The incidence of grade II-IV and III-IV aGvHD at day 180 and cGVHD at 3-years post-HCT did not differ based on HLA-DPB1 mismatched versus matched status (non-permissive mismatched at GvH direction: grade II-IV aGvHD HR=1.1, 95%CI 0.7-1.8, p=0.7, grade III-IV aGvHD HR=0.5, 95%CI 0.1-1.19, p=0.3 and cGVHD HR=0.4, 95%CI 0.1-1.3, p=0.1).

Conclusion

When compared to DPB1 matched pairs, DPB1 permissive mismatching is associated with lower risk of disease relapse, independent of DRI risk, without increase in rates of acute or chronic GVHD. Within the limits of our analysis, PTCy appears to modify the impact of DPB1 matching on transplantation outcomes, and is not associated with difference in OS, PFS, NRM nor rates of acute or chronic GVHD. More work is required to examine the impact of immunologic donor factors in the PTCy era and inform PTCy-specific donor selection.

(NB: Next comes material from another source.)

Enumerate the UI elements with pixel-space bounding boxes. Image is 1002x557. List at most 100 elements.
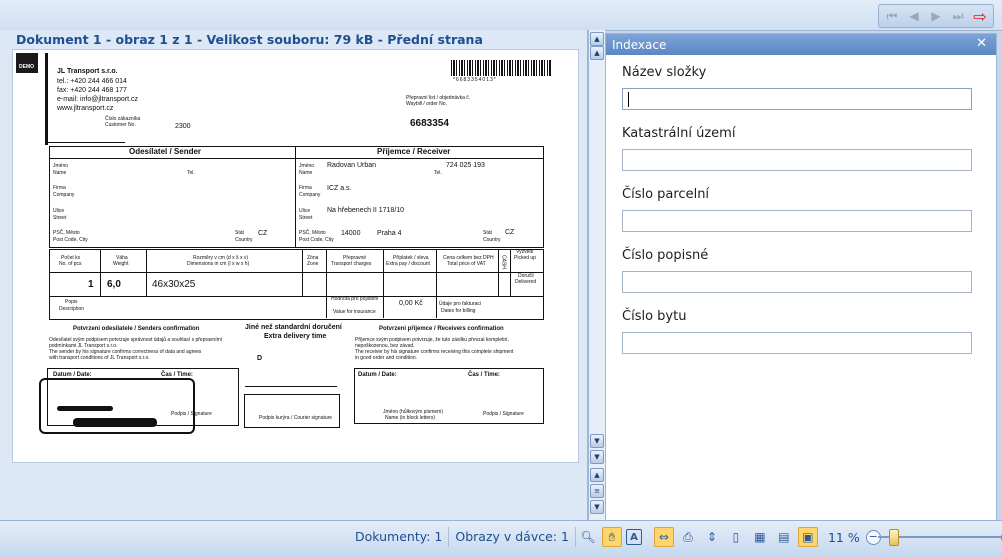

Disclosures: Chen: Merck: Research Funding. Shpall: Adaptimmune Limited: Other: Scientific Advisor; FibroBiologics: Other: Scientific Advisor; Zelluna Immunotherapy: Other: Scientific Advisor; National Marrow Donor Program: Other: Board of Directors/Management; Axio Research: Current Employment, Other: Scientific Advisor.